We looked at the associative database model which (to my understanding) is a model which works with entities that have an independent existence and the relationships between the entities are described as associations. The associations main purpose is to identify the relationship between the subject and the object. (Team)
It’s thought to be similar to the ERM however it differs slightly as an associative database creates excess storage for custom data for each user. This database is used when different data needs to be stored – as it can easily differ between various pieces, unlike the ERM.
Another database case study we looked at was The Memex which is a hypothetical machine written about in an article from 1945 entiltled ‘As We May Think’. We learnt that the article described a machine which has the potential to record a persons life (via text, voice, photography and video). This recording of ones life can also be played back and navigated through in any order via associative links inputted by its user (hyperlinks). In the seminar some of us were thinking – this is what we now call the computer or laptop or tablet or mobile. We are all familiar with hyperlinks online when you are redirected to a new page, image or piece of information.
A final database case study we looked at was Ted Nelson and Project Xanadu which is his 55 year project by which he attempted to build a computer network with a simple user interface. Its said that Xanadu will probably never be finished and will continue to be an idealised network which contains many important ideas that will remain to be used. Ted Nelson believes that interactive systems should the user maximum flexibility and not be restricted to a set of choices – limiting users possibilities.
Team, Editorial. ‘The Associative Model | Online Learning’.Learn.geekinterview.com. N.p., 2008. Web. 20 Mar. 2015.
Over Easter, I decided to look back at what Rob had mentioned about Web 2.0 and various other subjects to research more into if we were interested. After the Net Neutrality research, I have been eager to find out and learn more about the history and unknown information of the World Wide Web. I knew that I wouldn’t be able to find out the information I needed without some in depth research. I researched into Bullet Board Systems, USENET and when Web 2.0 met Usenet 1.0.

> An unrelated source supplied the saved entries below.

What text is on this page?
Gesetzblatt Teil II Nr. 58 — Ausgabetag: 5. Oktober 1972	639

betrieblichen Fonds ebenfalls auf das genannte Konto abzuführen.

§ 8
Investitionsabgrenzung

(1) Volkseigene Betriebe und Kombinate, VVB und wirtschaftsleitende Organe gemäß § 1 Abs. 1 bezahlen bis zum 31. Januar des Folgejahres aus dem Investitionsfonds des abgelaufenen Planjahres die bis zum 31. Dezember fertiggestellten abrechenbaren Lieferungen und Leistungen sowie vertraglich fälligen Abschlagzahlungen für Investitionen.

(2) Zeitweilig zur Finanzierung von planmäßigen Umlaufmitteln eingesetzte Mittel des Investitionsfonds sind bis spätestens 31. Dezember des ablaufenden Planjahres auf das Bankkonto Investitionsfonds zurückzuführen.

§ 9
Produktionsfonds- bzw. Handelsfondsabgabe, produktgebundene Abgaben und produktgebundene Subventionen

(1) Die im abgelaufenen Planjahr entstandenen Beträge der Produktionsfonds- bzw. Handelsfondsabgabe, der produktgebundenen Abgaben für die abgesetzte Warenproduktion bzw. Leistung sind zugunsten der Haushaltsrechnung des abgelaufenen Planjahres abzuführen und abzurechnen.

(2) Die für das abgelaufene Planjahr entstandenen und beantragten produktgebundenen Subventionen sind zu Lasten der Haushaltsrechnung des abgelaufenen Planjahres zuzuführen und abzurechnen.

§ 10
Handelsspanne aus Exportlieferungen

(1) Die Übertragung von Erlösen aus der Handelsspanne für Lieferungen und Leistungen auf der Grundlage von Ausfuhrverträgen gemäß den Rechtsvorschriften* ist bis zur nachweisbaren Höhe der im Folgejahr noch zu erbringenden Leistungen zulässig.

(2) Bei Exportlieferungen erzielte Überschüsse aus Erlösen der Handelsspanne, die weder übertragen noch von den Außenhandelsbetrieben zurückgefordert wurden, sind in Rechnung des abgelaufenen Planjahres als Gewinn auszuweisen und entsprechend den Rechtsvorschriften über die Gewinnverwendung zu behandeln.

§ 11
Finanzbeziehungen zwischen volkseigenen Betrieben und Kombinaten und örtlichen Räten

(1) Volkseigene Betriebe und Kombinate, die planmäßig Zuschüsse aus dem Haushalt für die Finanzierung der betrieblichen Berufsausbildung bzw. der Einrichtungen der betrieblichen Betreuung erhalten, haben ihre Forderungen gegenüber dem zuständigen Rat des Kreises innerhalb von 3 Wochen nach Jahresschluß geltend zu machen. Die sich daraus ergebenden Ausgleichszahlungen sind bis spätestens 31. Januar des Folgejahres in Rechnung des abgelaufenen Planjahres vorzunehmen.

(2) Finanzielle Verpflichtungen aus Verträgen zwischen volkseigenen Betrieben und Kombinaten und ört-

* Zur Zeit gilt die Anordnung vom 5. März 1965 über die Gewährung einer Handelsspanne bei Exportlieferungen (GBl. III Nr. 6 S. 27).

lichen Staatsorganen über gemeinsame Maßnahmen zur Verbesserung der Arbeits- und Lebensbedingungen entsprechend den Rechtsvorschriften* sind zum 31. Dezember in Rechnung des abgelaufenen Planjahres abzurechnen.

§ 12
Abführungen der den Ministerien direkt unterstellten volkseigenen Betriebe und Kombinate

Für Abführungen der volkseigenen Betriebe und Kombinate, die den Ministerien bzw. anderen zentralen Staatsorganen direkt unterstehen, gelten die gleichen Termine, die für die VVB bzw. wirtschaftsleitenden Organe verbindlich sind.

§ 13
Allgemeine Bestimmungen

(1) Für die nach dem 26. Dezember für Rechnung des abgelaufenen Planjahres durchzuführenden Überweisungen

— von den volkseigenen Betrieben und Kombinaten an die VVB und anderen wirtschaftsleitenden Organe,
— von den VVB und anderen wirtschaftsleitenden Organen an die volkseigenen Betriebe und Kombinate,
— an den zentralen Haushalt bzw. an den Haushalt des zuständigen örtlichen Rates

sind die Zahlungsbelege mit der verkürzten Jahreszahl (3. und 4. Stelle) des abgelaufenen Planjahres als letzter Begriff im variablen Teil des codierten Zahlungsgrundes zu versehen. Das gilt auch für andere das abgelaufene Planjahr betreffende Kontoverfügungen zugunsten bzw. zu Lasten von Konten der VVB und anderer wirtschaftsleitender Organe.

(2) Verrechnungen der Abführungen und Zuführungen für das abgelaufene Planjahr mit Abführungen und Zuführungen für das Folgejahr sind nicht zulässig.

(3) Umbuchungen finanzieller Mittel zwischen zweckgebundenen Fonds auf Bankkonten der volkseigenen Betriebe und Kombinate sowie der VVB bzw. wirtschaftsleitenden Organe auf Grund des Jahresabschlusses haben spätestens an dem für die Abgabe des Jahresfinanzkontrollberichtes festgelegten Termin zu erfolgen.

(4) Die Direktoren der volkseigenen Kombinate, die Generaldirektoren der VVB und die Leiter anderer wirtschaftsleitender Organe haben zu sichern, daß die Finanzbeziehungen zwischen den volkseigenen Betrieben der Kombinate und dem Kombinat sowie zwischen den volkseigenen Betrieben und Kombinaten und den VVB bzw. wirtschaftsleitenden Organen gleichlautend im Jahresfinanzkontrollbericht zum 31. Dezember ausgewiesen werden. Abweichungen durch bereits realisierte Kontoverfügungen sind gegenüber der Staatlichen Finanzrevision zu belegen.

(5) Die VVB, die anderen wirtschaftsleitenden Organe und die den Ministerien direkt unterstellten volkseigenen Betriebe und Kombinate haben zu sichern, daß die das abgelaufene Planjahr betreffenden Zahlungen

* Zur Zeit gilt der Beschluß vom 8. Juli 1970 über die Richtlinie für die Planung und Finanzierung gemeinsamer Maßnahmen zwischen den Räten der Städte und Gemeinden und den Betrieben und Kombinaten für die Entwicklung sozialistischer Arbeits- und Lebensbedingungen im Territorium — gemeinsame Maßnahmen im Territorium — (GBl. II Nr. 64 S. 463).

BBS is a computer server which allows users to connect to the system using a terminal program, and enables them to post, upload, download, IM and much more. This is similar to what our groups are creating for this project as users have to sign up, log in and then post to the home page for everyone to see – even those who aren’t logged in. (Wikipedia)
Usenet is a worldwide Internet discussion system where users read and post messages (articles) to one or more categories – known as newsgroups. Usenet is very similar to BBS and the discussions are threaded just like BBS but the posts are stored on the server sequentially. (Wikipedia)
Bbsdocumentary.com,. ‘The BBS Software Directory’. N.p., 2015. Web. 1 Apr. 2015.
Linux Magazine,. ‘Web 2.0, Meet Usenet 1.0’. N.p., 2015. Web. 1 Apr. 2015.
Wikipedia,. ‘Bulletin Board System’. N.p., 2015. Web. 1 Apr. 2015.
Wikipedia,. ‘Usenet’. N.p., 2015. Web. 1 Apr. 2015.